Demain le cardiologue sera-t-il hyperspécialiste ou généraliste ?

Les champs d’intervention de notre métier s’élargissent, imposant au cardiologue une vision et une prise en charge du patient de plus en plus globales.

Depuis déjà deux ans, les recommandations de l’ESC sur le diabète mettent en avant deux nouvelles classes thérapeutiques diminuant significativement le risque cardiovasculaire. Dans le cadre de la prévention cardiovasculaire du patient diabétique, le cardiologue doit-il se mettre à les prescrire au même titre que l’activité physique, les antiagrégants plaquettaires, les hypolipémiants ou la revascularisation ? Sachant que la prévalence du diabète ne cesse d’augmenter, que le nombre de médecins généralistes a diminué de 7 % sur 10 ans et que les endocrinologues de ville sont de moins en moins nombreux, la compétence du cardiologue dans ce domaine ne peut que s’élargir.

Dans la maladie athéromateuse, plusieurs études nous permettent de mieux appréhender cette pathologie qui ne se limite plus au cholestérol, et dont la prise en charge devient plus efficiente grâce à l’apport de nouvelles molécules. 

Pour l’activité physique, les recommandations de l’ESC nous imposent l’appropriation de nouvelles connaissances et nous encouragent à avoir une vision moins parcellaire de nos patients.

Enfin, les patients, de plus en plus âgés, nécessitent une approche multidisciplinaire ambulatoire prenant en compte leur environnement médicosocial, et leurs comorbidités.

Cette prise en charge globale, le plus souvent effectuée par les acteurs locaux de proximité de ville doit être le socle de l’activité cardiologique.

La particularité de notre métier est d’être une spécialité médicotechnique, avec une balance toujours équilibrée entre ses deux composantes.

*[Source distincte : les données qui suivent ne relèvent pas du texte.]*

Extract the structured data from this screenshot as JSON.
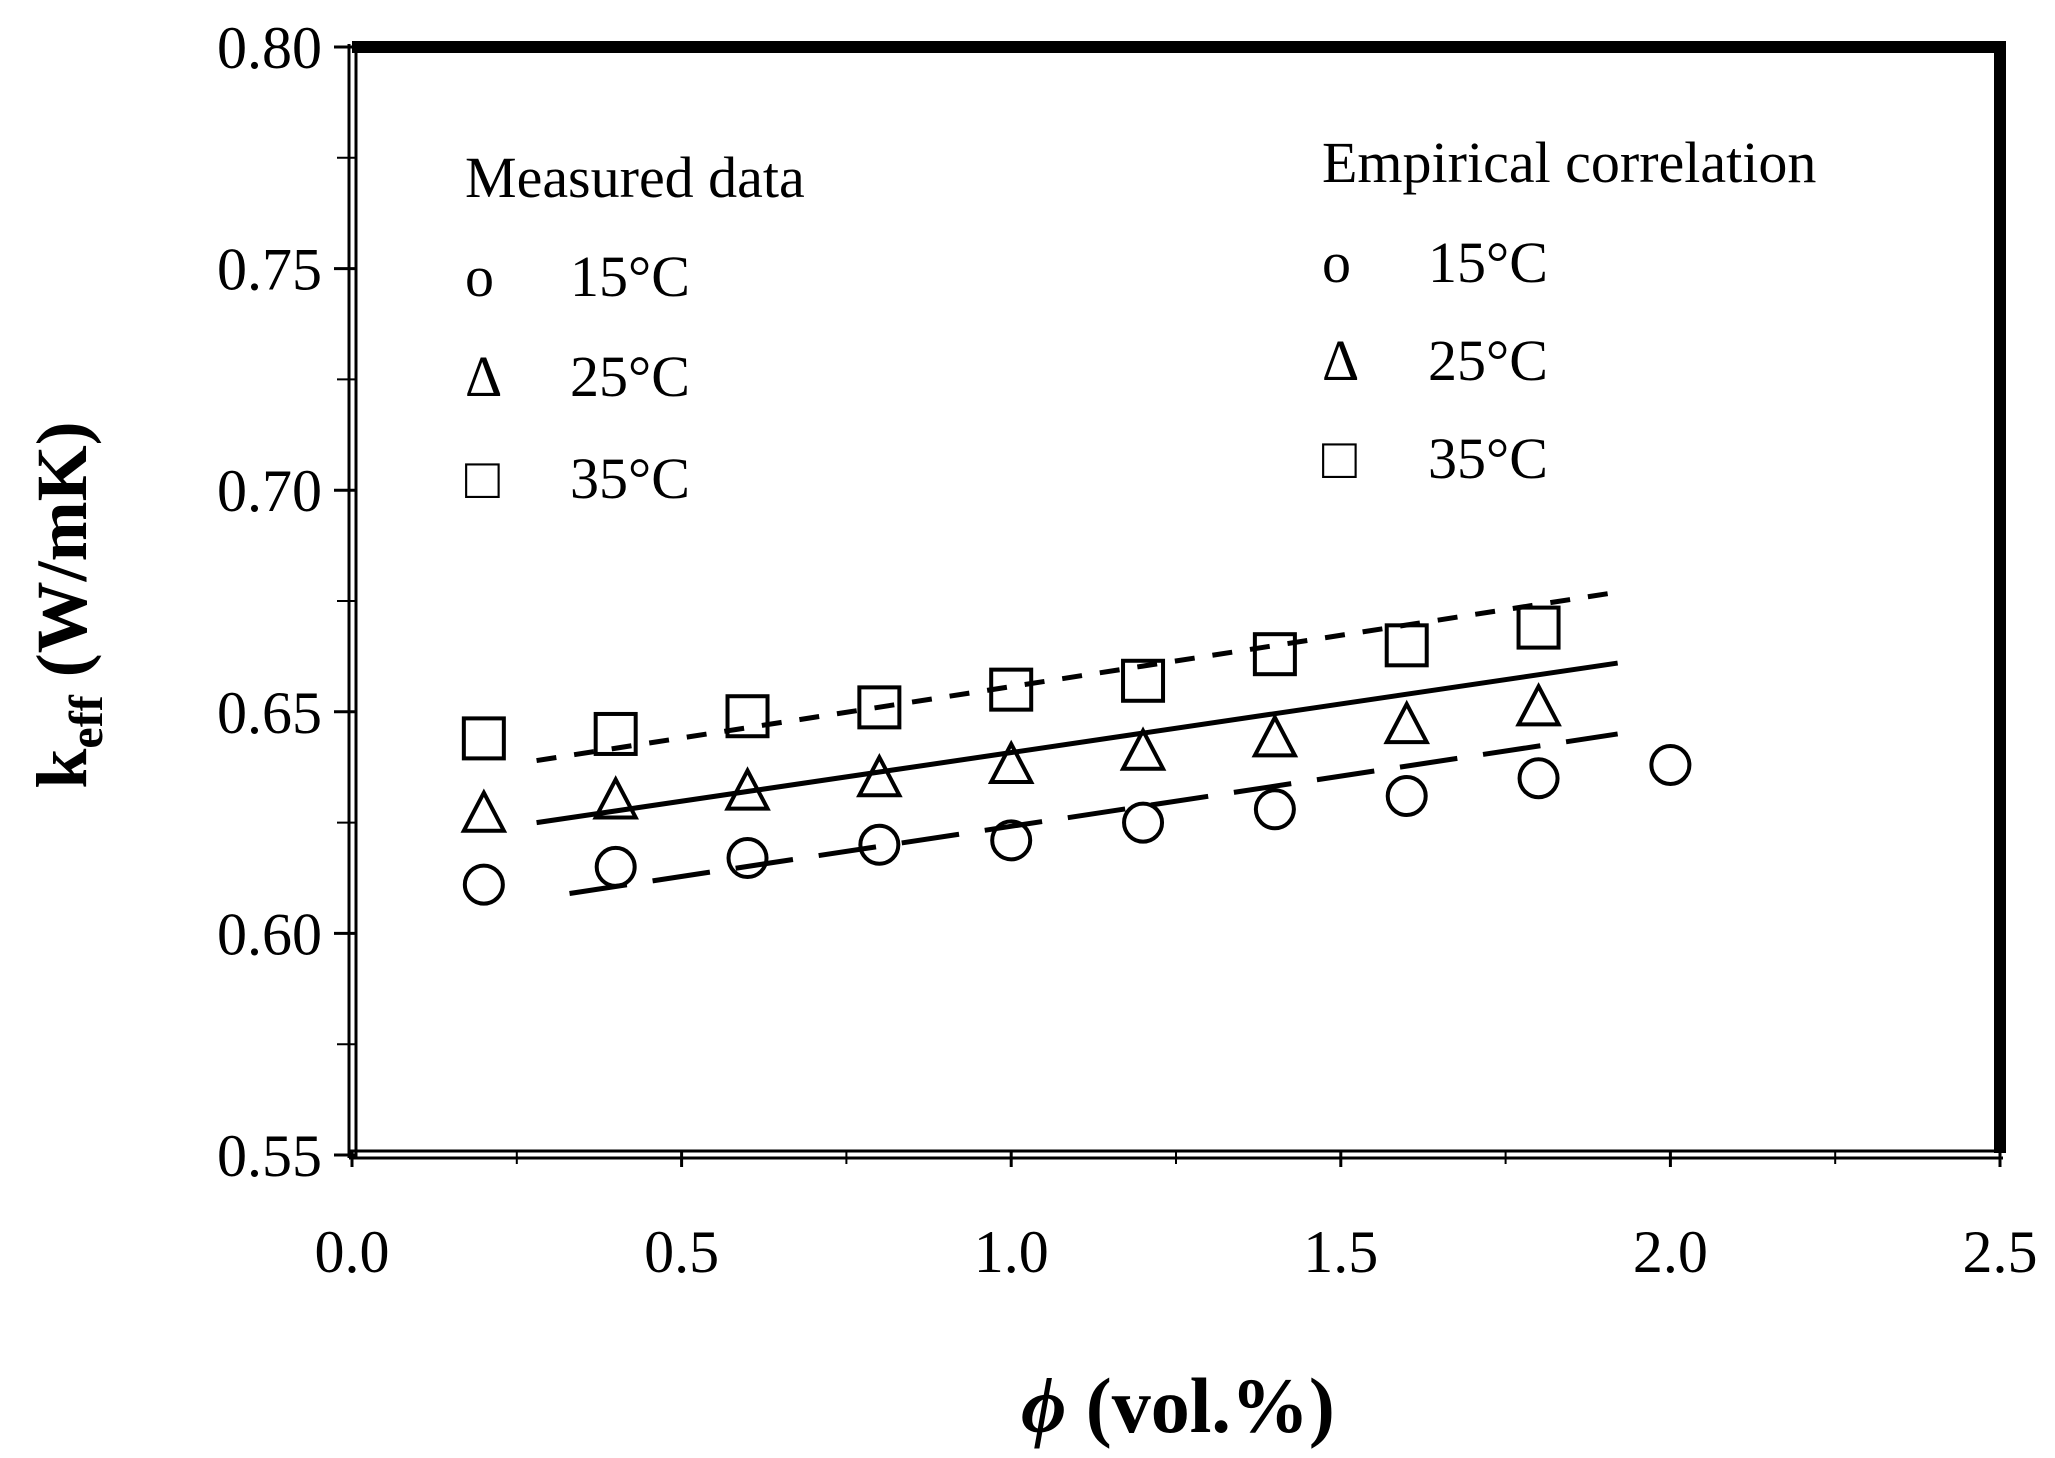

Nos prédécesseurs y ont jalousement veillé. L’interrogatoire et la clinique font partie de notre ADN. L’outil technologique doit rester au service du traitement de la maladie dans l’intérêt du malade, et non le contraire, comme on a pu le voir parfois pour la dilatation d’une image coronaire en l’absence de tout signe d’ischémie. La structuration actuelle des services hospitaliers de cardiologie en unités hyperspécialisées pour améliorer l’efficience de la prise en charge n’a plus, comme seul contre-pouvoir, que la cardiologie libérale de ville avec une vision par essence plus globale du patient. 

Sur 183 internes de cardiologie formés par an, seulement 38 le seront en cardiologie générale et ce exclusivement par des stages à l’hôpital. Le rallongement du cursus de l’interne de cardiologie de 4 à 5 ans aurait dû lui permettre d’effectuer un stage en cabinet libéral de ville pour découvrir cette vision globale. Malheureusement, alors que toutes les autres spécialités médicales (hépatogastrologie, pneumologie, endocrinologie…) autorisent un stage de 6 mois à 1 an en cabinet de ville, l’interne de cardiologie n’a comme possibilité qu’un stage facultatif de 15 jours !

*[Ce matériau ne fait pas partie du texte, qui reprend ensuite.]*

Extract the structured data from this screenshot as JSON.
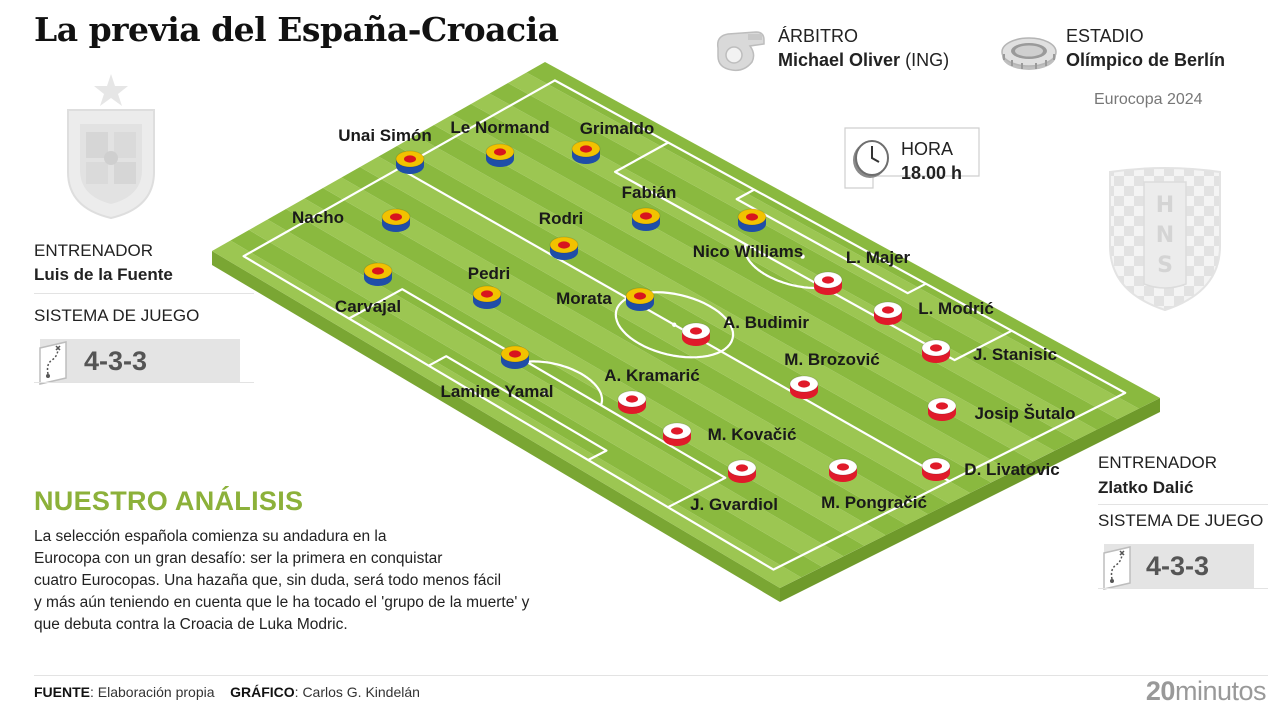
{
  "title": "La previa del España-Croacia",
  "referee": {
    "label": "ÁRBITRO",
    "name": "Michael Oliver",
    "country": "(ING)"
  },
  "stadium": {
    "label": "ESTADIO",
    "name": "Olímpico de Berlín"
  },
  "competition": "Eurocopa 2024",
  "time": {
    "label": "HORA",
    "value": "18.00 h"
  },
  "spain": {
    "coach_label": "ENTRENADOR",
    "coach": "Luis de la Fuente",
    "system_label": "SISTEMA DE JUEGO",
    "formation": "4-3-3",
    "players": [
      "Unai Simón",
      "Le Normand",
      "Grimaldo",
      "Nacho",
      "Rodri",
      "Fabián",
      "Nico Williams",
      "Carvajal",
      "Pedri",
      "Morata",
      "Lamine Yamal"
    ],
    "colors": {
      "chip_top": "#f2c200",
      "chip_center": "#d8141e",
      "chip_side": "#1f4ea8"
    }
  },
  "croatia": {
    "coach_label": "ENTRENADOR",
    "coach": "Zlatko Dalić",
    "system_label": "SISTEMA DE JUEGO",
    "formation": "4-3-3",
    "crest_text": "HNS",
    "players": [
      "L. Majer",
      "L. Modrić",
      "A. Budimir",
      "J. Stanisic",
      "M. Brozović",
      "A. Kramarić",
      "Josip Šutalo",
      "M. Kovačić",
      "D. Livatovic",
      "J. Gvardiol",
      "M. Pongračić"
    ],
    "colors": {
      "chip_top": "#ffffff",
      "chip_center": "#e01a2a",
      "chip_side": "#e01a2a"
    }
  },
  "analysis": {
    "title": "NUESTRO ANÁLISIS",
    "lines": [
      "La selección española comienza su andadura en la",
      "Eurocopa con un gran desafío: ser la primera en conquistar",
      "cuatro Eurocopas. Una hazaña que, sin duda, será todo menos fácil",
      "y más aún teniendo en cuenta que le ha tocado el 'grupo de la muerte' y",
      "que debuta contra la Croacia de Luka Modric."
    ]
  },
  "footer": {
    "source_label": "FUENTE",
    "source": "Elaboración propia",
    "graphic_label": "GRÁFICO",
    "graphic": "Carlos G. Kindelán"
  },
  "brand": {
    "number": "20",
    "word": "minutos"
  },
  "pitch_colors": {
    "light": "#9cc652",
    "dark": "#8ab93f",
    "edge_front": "#6f9a2b",
    "edge_side": "#7aa633"
  }
}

Après avoir scindé la cardiologie et le vasculaire en deux internats différents, amputant le médecin cardiovasculaire d’une de ses fonctions, voilà que la formation du cardiologue se résume à la seule rencontre de patients hospitalisés pour des pathologies cardiaques spécifiques ou des actes techniques. 

Si nous ne changeons rien, nous ne serons plus que des techniciens regardant à la loupe un « bout » de cœur et non plus des médecins spécialistes en maladie cardiovasculaire.

Le Syndicat National des Cardiologues défend une cardiologie holistique et a fait de l’année 2021 une priorité pour permettre les stages des internes en cardiologie libérale.